Hen Harrier, Grey Plover, Gt Northern Diver

Despite high pressure over western France, this western seaboard has been shrouded in ‘Scots mist’ for the past week or so. But hazel catkins are already a-dangle over the lane; narcissi shooting beside the gate; lawn needing a trim already: winter has been washed away leaving an early taste of spring.

Dull morning on the estuary brings fewer species than usual, but some memorable highlights. Expected neat little Teal, sharp-winged Wigeon and large upright Shelduck on shining mud-banks; small party of back-quiffed Merganser, drakes displaying in quietly filling estuary channel; large party of gulls rest up on wide sand flats.

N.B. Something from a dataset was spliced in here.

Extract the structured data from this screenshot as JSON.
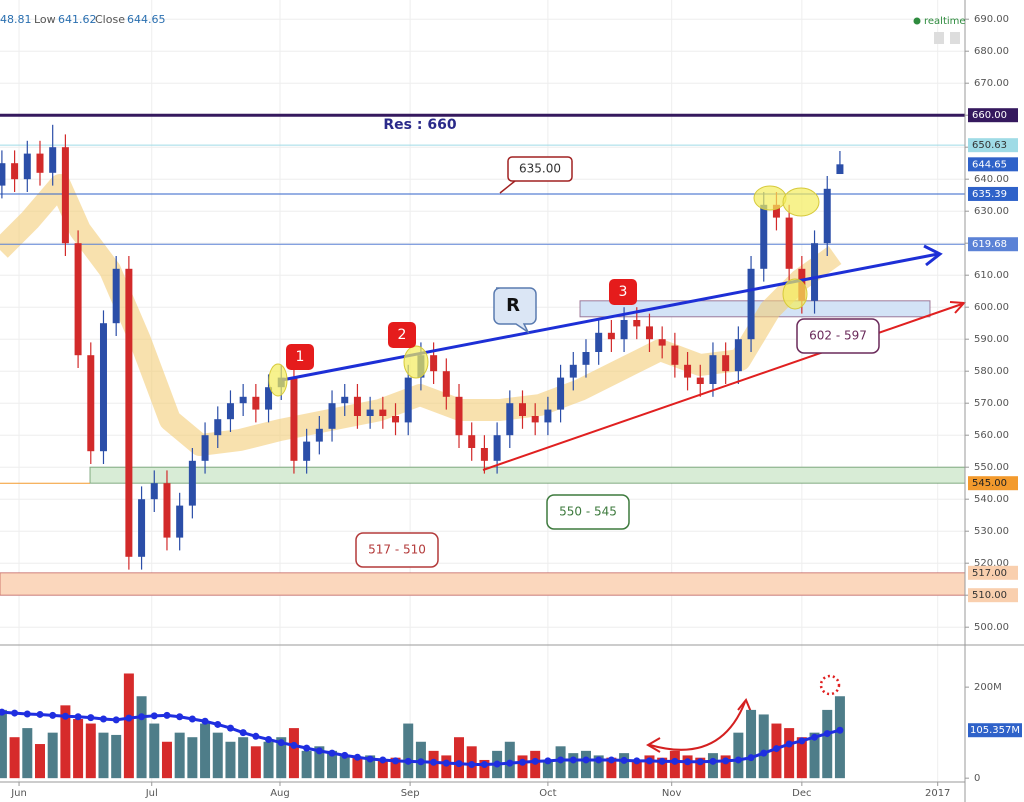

Heavy brown Curlew stand on the river bend; smaller, elegant grey and silver Redshank, active and alert.

Scanning for soaring raptors over far dunes, a small white bar floats over and across expansive reed-beds backed by dark osiers at the back of the marsh; only gradually, camouflaged, brown angled wings and long steering tail of female Hen Harrier materialises, quartering reed-bed margins.

On boulder shore, large, white-on-black Oystercatchers take off, ‘peeping’ frantically as usual with smaller, stripe-winged Turnstones; soft mewing with buzzing calls from a party of small, fast, sharp-winged Ringed Plover and Dunlin wheeling out over the sea then back and away up the estuary. Two distinctive plaintive calls from a single, medium-sized wader heading away in direct flight across the estuary mouth, grey with pale wing-stripe, belly and rump, alighting upright and stout billed in dark bladder-wrack: first Grey Plover of the year.

Taking the eye from the ‘scope, a long, low, dark form swims seaward in the estuary mouth below, heavy-ridged brow deciding unusually close view of Great Northern Diver, seen here perhaps once a year, twisting up a clear white belly to preen before swimming fast with the current into spreading waters of the filling estuary.